🤠 Data Wrangling

18 Feb 2021

So, at this point I have 6 levels x 100 JSON files per level = 600 JSON files filled with raw data, not in a super nice format, and also containing data we don’t need. We need a way to organize all of this data for our app!

The first thing I did was convert each JSON into a more nicely formatted JSON for my app’s purposes. To decide on what this “nice format” would be, I designed a “data model” for my app in Xcode, Apple’s open-source software for iOS development:

Data Model

Data model for crossword data - each table represents a specific piece of data and has relationships with the other tables

The data model basically shows how I want my data to be organized in my app. For example, each Level (Beginner I, Beginner II, etc.) contains information about its current ID, name, number of puzzles for that level, etc. In addition, it has a relationship with Puzzle. Specifically, each Level contains many Puzzles (double arrowhead), but each Puzzle only has one Level it’s associated with (single arrowhead).
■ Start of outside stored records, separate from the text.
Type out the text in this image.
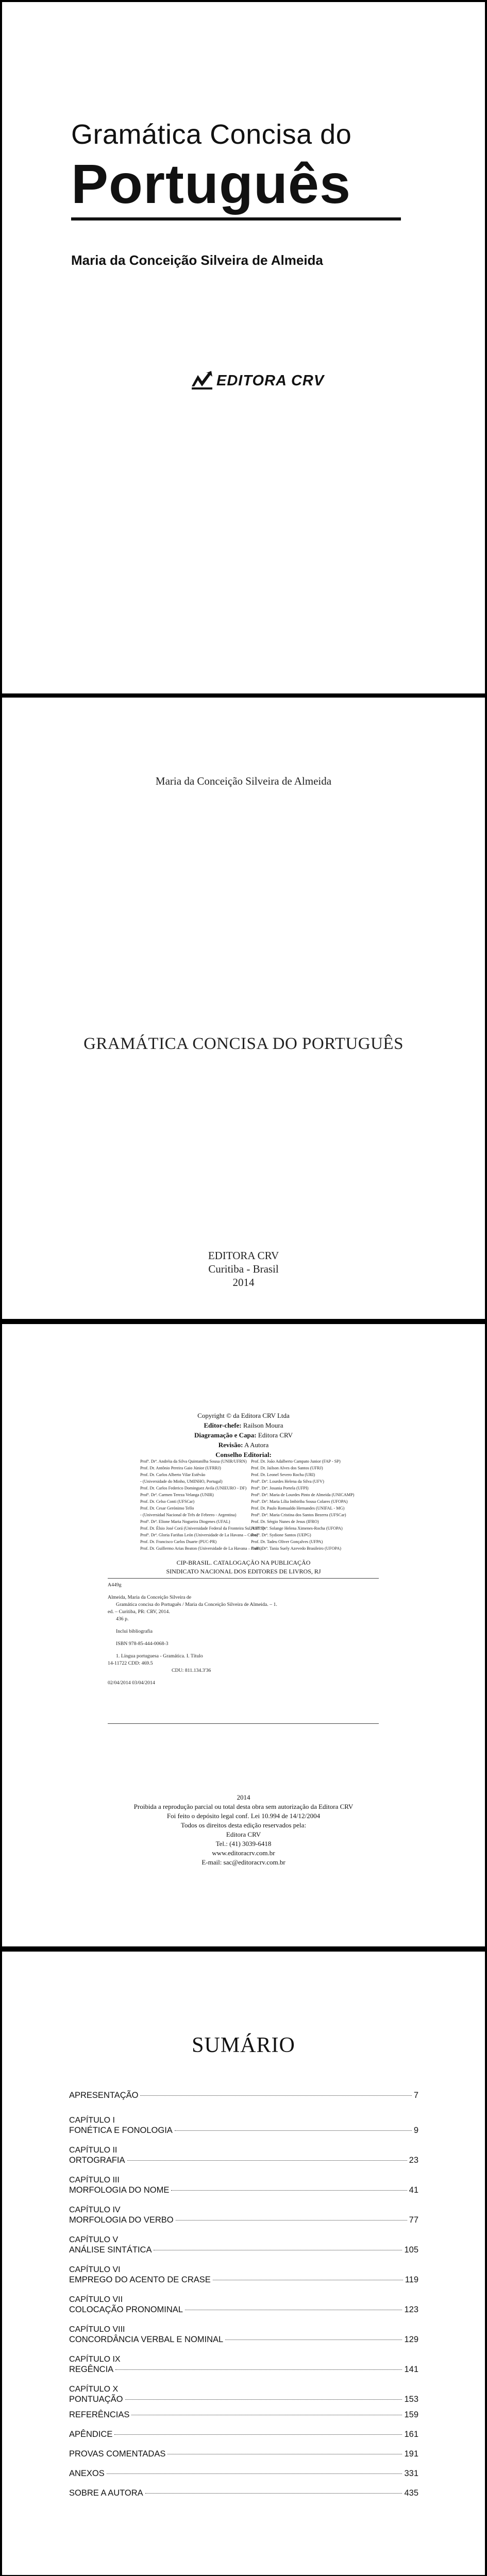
Gramática Concisa do
Português
Maria da Conceição Silveira de Almeida
EDITORA CRV
Maria da Conceição Silveira de Almeida
GRAMÁTICA CONCISA DO PORTUGUÊS
EDITORA CRV
Curitiba - Brasil
2014
Copyright © da Editora CRV Ltda
Editor-chefe: Railson Moura
Diagramação e Capa: Editora CRV
Revisão: A Autora
Conselho Editorial:
Profª. Drª. Andréia da Silva Quintanilha Sousa (UNIR/UFRN)
Prof. Dr. Antônio Pereira Gaio Júnior (UFRRJ)
Prof. Dr. Carlos Alberto Vilar Estêvão
- (Universidade do Minho, UMINHO, Portugal)
Prof. Dr. Carlos Federico Dominguez Avila (UNIEURO - DF)
Profª. Drª. Carmen Tereza Velanga (UNIR)
Prof. Dr. Celso Conti (UFSCar)
Prof. Dr. Cesar Gerónimo Tello
- (Universidad Nacional de Três de Febrero - Argentina)
Profª. Drª. Elione Maria Nogueira Diogenes (UFAL)
Prof. Dr. Élsio José Corá (Universidade Federal da Fronteira Sul, UFFS)
Profª. Drª. Gloria Fariñas León (Universidade de La Havana – Cuba)
Prof. Dr. Francisco Carlos Duarte (PUC-PR)
Prof. Dr. Guillermo Arias Beaton (Universidade de La Havana – Cuba)
Prof. Dr. João Adalberto Campato Junior (FAP - SP)
Prof. Dr. Jailson Alves dos Santos (UFRJ)
Prof. Dr. Leonel Severo Rocha (URI)
Profª. Drª. Lourdes Helena da Silva (UFV)
Profª. Drª. Josania Portela (UFPI)
Profª. Drª. Maria de Lourdes Pinto de Almeida (UNICAMP)
Profª. Drª. Maria Lília Imbiriba Sousa Colares (UFOPA)
Prof. Dr. Paulo Romualdo Hernandes (UNIFAL - MG)
Profª. Drª. Maria Cristina dos Santos Bezerra (UFSCar)
Prof. Dr. Sérgio Nunes de Jesus (IFRO)
Profª. Drª. Solange Helena Ximenes-Rocha (UFOPA)
Profª. Drª. Sydione Santos (UEPG)
Prof. Dr. Tadeu Oliver Gonçalves (UFPA)
Profª. Drª. Tania Suely Azevedo Brasileiro (UFOPA)
CIP-BRASIL. CATALOGAÇÃO NA PUBLICAÇÃO
SINDICATO NACIONAL DOS EDITORES DE LIVROS, RJ
A449g
Almeida, Maria da Conceição Silveira de
Gramática concisa do Português / Maria da Conceição Silveira de Almeida. – 1.
ed. – Curitiba, PR: CRV, 2014.
436 p.
Inclui bibliografia
ISBN 978-85-444-0068-3
1. Língua portuguesa - Gramática. I. Título
14-11722 CDD: 469.5
CDU: 811.134.3'36
02/04/2014 03/04/2014
2014
Proibida a reprodução parcial ou total desta obra sem autorização da Editora CRV
Foi feito o depósito legal conf. Lei 10.994 de 14/12/2004
Todos os direitos desta edição reservados pela:
Editora CRV
Tel.: (41) 3039-6418
www.editoracrv.com.br
E-mail: sac@editoracrv.com.br
SUMÁRIO
APRESENTAÇÃO	7
CAPÍTULO I
FONÉTICA E FONOLOGIA	9
CAPÍTULO II
ORTOGRAFIA	23
CAPÍTULO III
MORFOLOGIA DO NOME	41
CAPÍTULO IV
MORFOLOGIA DO VERBO	77
CAPÍTULO V
ANÁLISE SINTÁTICA	105
CAPÍTULO VI
EMPREGO DO ACENTO DE CRASE	119
CAPÍTULO VII
COLOCAÇÃO PRONOMINAL	123
CAPÍTULO VIII
CONCORDÂNCIA VERBAL E NOMINAL	129
CAPÍTULO IX
REGÊNCIA	141
CAPÍTULO X
PONTUAÇÃO	153
REFERÊNCIAS	159
APÊNDICE	161
PROVAS COMENTADAS	191
ANEXOS	331
SOBRE A AUTORA	435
I also have Words and Cells in my data model, which are exactly what you think they are. Finally, I have UserInfo which I will use to store any user-specific information. It is also connected to all the Completed Puzzles that the user has finished. These two tables are separate from the other four because I want to store them in the cloud (while all others are only stored locally). This ensures that only a small amount of the user’s iCloud storage space is used while also allowing them to sync which puzzles have been completed across devices.

Now that I know how I want my app’s data to be structured, I should reformat my raw JSON data into a format that looks similar. This will make importing the data into the app from these files more painless.

To do this, I wrote a few python scripts to format and merge the 600 raw data files (JSON) into a single big JSON file that has the data formatted similarly to how it will be in my app. Here is a part of that final JSON file:

Formatted JSON Puzzle Data

Final complete JSON file containing puzzle data for 600 puzzles

You can see that the structure in this file nicely tracks that of my data model (e.g. level_data -> puzzles -> words). Note that I didn’t include “Cells” in this data file (even though it’s in my data model). I’ll just create each Cell data object within the app, while initially loading the list of words for each puzzle.

If you are curious about the code I used for all this data processing and crossword generation, see my GitHub repository here.

Now that I have my final data file for all the puzzles which I will import in my app, I can start to actually build my app!